Virginia hugs Caitlin tightly, the first time she has looked like a little girl. 'Have you come to play with me?'
'I said I would, didn't I?'
With a whisper of desperate thanks, Virginia buries her face in Caitlin's midriff. 'No hide and seek,' she says. 'I don't like that.'
When Virginia has raced away to fetch a board game from her room, Mallory observes, 'She likes you.'
'We have an understanding.'
'I still don't want to take her to that place.'
'She's tougher than you think, Mallory. When it comes down to it, we all are.'
He watches the bees, and the clouds scudding across the blue sky. 'Do you think it's enough?' he enquires. 'Wanting to do the right thing?'
'No, it's not enough,' she replies. 'But we do it anyway.'
6
And so you move again through the twisting, ever-multiplying branches of the World-Tree, and now you watch the walls of Asgard crumble.
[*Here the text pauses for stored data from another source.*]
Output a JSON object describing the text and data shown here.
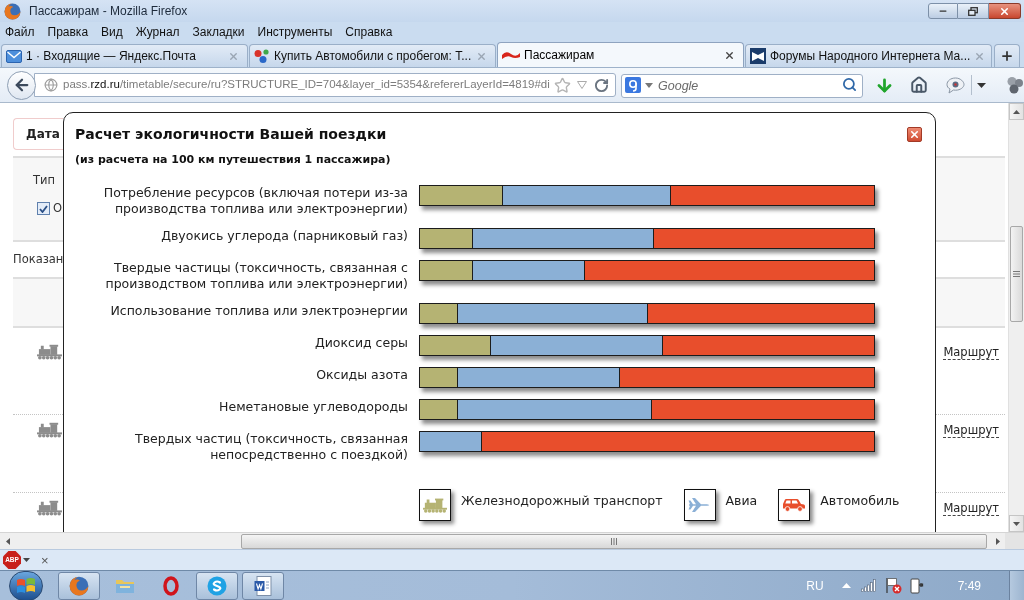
{
  "window": {
    "title": "Пассажирам - Mozilla Firefox"
  },
  "menu": [
    "Файл",
    "Правка",
    "Вид",
    "Журнал",
    "Закладки",
    "Инструменты",
    "Справка"
  ],
  "tabs": [
    {
      "label": "1 · Входящие — Яндекс.Почта",
      "kind": "mail",
      "selected": false
    },
    {
      "label": "Купить Автомобили с пробегом: Т...",
      "kind": "dots",
      "selected": false
    },
    {
      "label": "Пассажирам",
      "kind": "rzd",
      "selected": true
    },
    {
      "label": "Форумы Народного Интернета Ма...",
      "kind": "forum",
      "selected": false
    }
  ],
  "address": {
    "parts": [
      {
        "text": "pass.",
        "emphasis": false
      },
      {
        "text": "rzd.ru",
        "emphasis": true
      },
      {
        "text": "/timetable/secure/ru?STRUCTURE_ID=704&layer_id=5354&refererLayerId=4819#di",
        "emphasis": false
      }
    ]
  },
  "search": {
    "placeholder": "Google"
  },
  "page": {
    "date_tab": "Дата",
    "type_label": "Тип",
    "checkbox": {
      "label": "О",
      "checked": true
    },
    "shown_label": "Показан",
    "rows": [
      {
        "link": "Маршрут"
      },
      {
        "link": "Маршрут"
      },
      {
        "link": "Маршрут"
      }
    ]
  },
  "dialog": {
    "title": "Расчет экологичности Вашей поездки",
    "subtitle": "(из расчета на 100 км путешествия 1 пассажира)",
    "rows": [
      {
        "label": "Потребление ресурсов (включая потери из-за производства топлива или электроэнергии)"
      },
      {
        "label": "Двуокись углерода (парниковый газ)"
      },
      {
        "label": "Твердые частицы (токсичность, связанная с производством топлива или электроэнергии)"
      },
      {
        "label": "Использование топлива или электроэнергии"
      },
      {
        "label": "Диоксид серы"
      },
      {
        "label": "Оксиды азота"
      },
      {
        "label": "Неметановые углеводороды"
      },
      {
        "label": "Твердых частиц (токсичность, связанная непосредственно с поездкой)"
      }
    ],
    "legend": [
      {
        "label": "Железнодорожный транспорт",
        "kind": "rail"
      },
      {
        "label": "Авиа",
        "kind": "air"
      },
      {
        "label": "Автомобиль",
        "kind": "car"
      }
    ]
  },
  "addon_bar": {
    "badge": "ABP",
    "close": "×"
  },
  "taskbar": {
    "apps": [
      {
        "kind": "browser",
        "running": true
      },
      {
        "kind": "folder",
        "running": false
      },
      {
        "kind": "ring",
        "running": false
      },
      {
        "kind": "chat",
        "running": true
      },
      {
        "kind": "document",
        "running": true
      }
    ],
    "language": "RU",
    "time": "7:49"
  }
}
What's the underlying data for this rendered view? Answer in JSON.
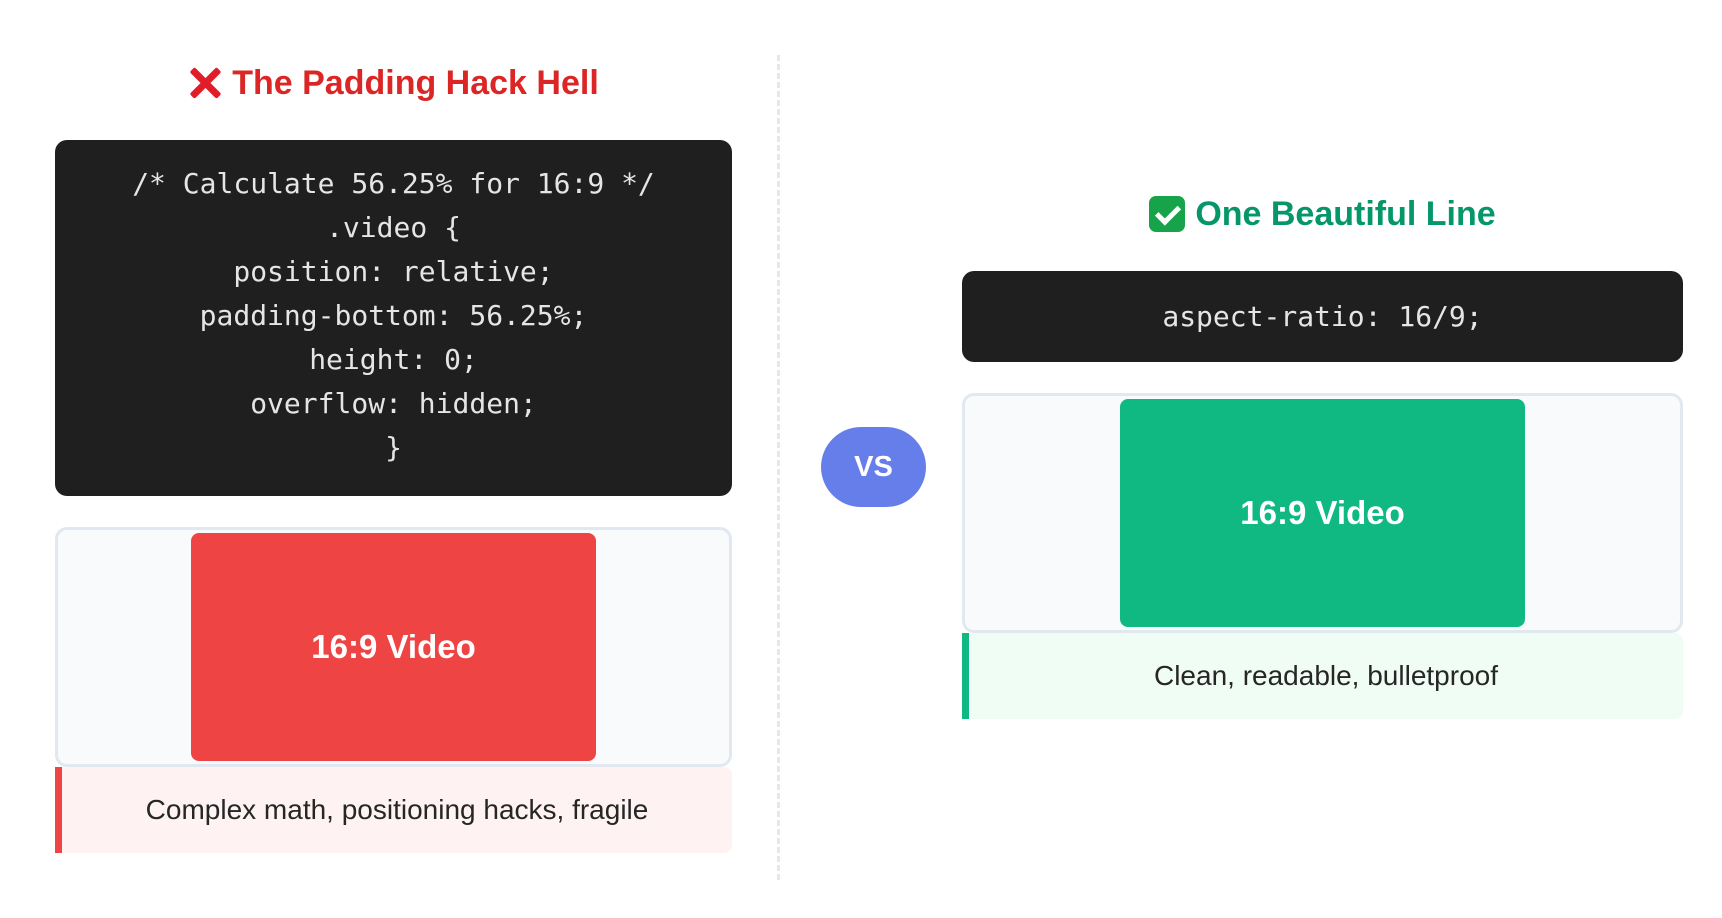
{
  "left": {
    "title": "The Padding Hack Hell",
    "icon": "cross-mark-icon",
    "accent": "#dc2626",
    "code_lines": [
      "/* Calculate 56.25% for 16:9 */",
      ".video {",
      "position: relative;",
      "padding-bottom: 56.25%;",
      "height: 0;",
      "overflow: hidden;",
      "}"
    ],
    "video_label": "16:9 Video",
    "video_color": "#ef4444",
    "caption": "Complex math, positioning hacks, fragile"
  },
  "vs_label": "VS",
  "right": {
    "title": "One Beautiful Line",
    "icon": "check-mark-icon",
    "accent": "#059669",
    "code_lines": [
      "aspect-ratio: 16/9;"
    ],
    "video_label": "16:9 Video",
    "video_color": "#10b981",
    "caption": "Clean, readable, bulletproof"
  }
}
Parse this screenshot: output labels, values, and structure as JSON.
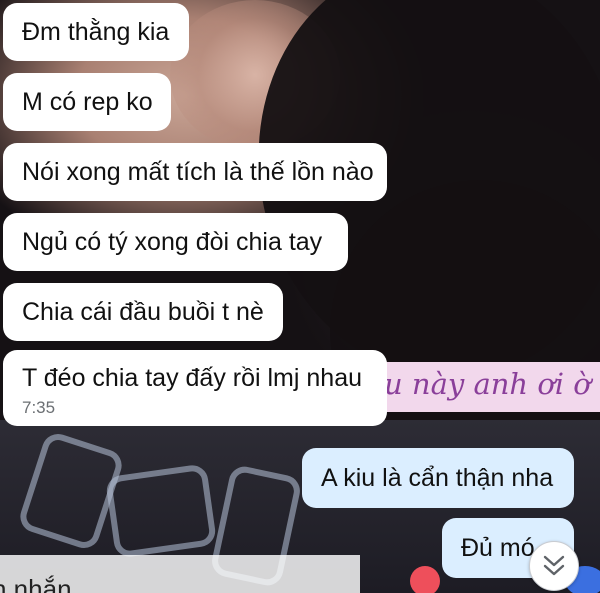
{
  "background": {
    "overlay_text": "u này anh ơi ờ",
    "bottom_text": "n nhắn"
  },
  "messages": [
    {
      "direction": "incoming",
      "text": "Đm thằng kia"
    },
    {
      "direction": "incoming",
      "text": "M có rep ko"
    },
    {
      "direction": "incoming",
      "text": "Nói xong mất tích là thế lồn nào"
    },
    {
      "direction": "incoming",
      "text": "Ngủ có tý xong đòi chia tay"
    },
    {
      "direction": "incoming",
      "text": "Chia cái đầu buồi t nè"
    },
    {
      "direction": "incoming",
      "text": "T đéo chia tay đấy rồi lmj nhau",
      "time": "7:35"
    },
    {
      "direction": "outgoing",
      "text": "A kiu là cẩn thận nha"
    },
    {
      "direction": "outgoing",
      "text": "Đủ mó"
    }
  ],
  "scroll_button": {
    "icon": "double-chevron-down-icon"
  },
  "colors": {
    "incoming_bubble": "#ffffff",
    "outgoing_bubble": "#dbeeff",
    "text": "#111111",
    "time": "#6b6f73",
    "overlay_text": "#8a3f9a"
  }
}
From out of the swirling blizzard, blazing rocks crash with a steady beat of destruction. The Enemy's siege machines never rest. The monstrous troops wash out of the snow in a black tide that Hunter wills to ebb but which never does. They swirl around the foot of the walls, throwing up ladders as quickly as the Aesir can despatch those who scurry like insects to the ramparts. But their greatest weapon is insubstantial: a potent atmosphere of despair radiating from every fibre of their being, infecting any who allow their defences to slip; a moment's doubt is all that's needed. Hunter sees shoulders sag, heads bow, weapons fall to their sides.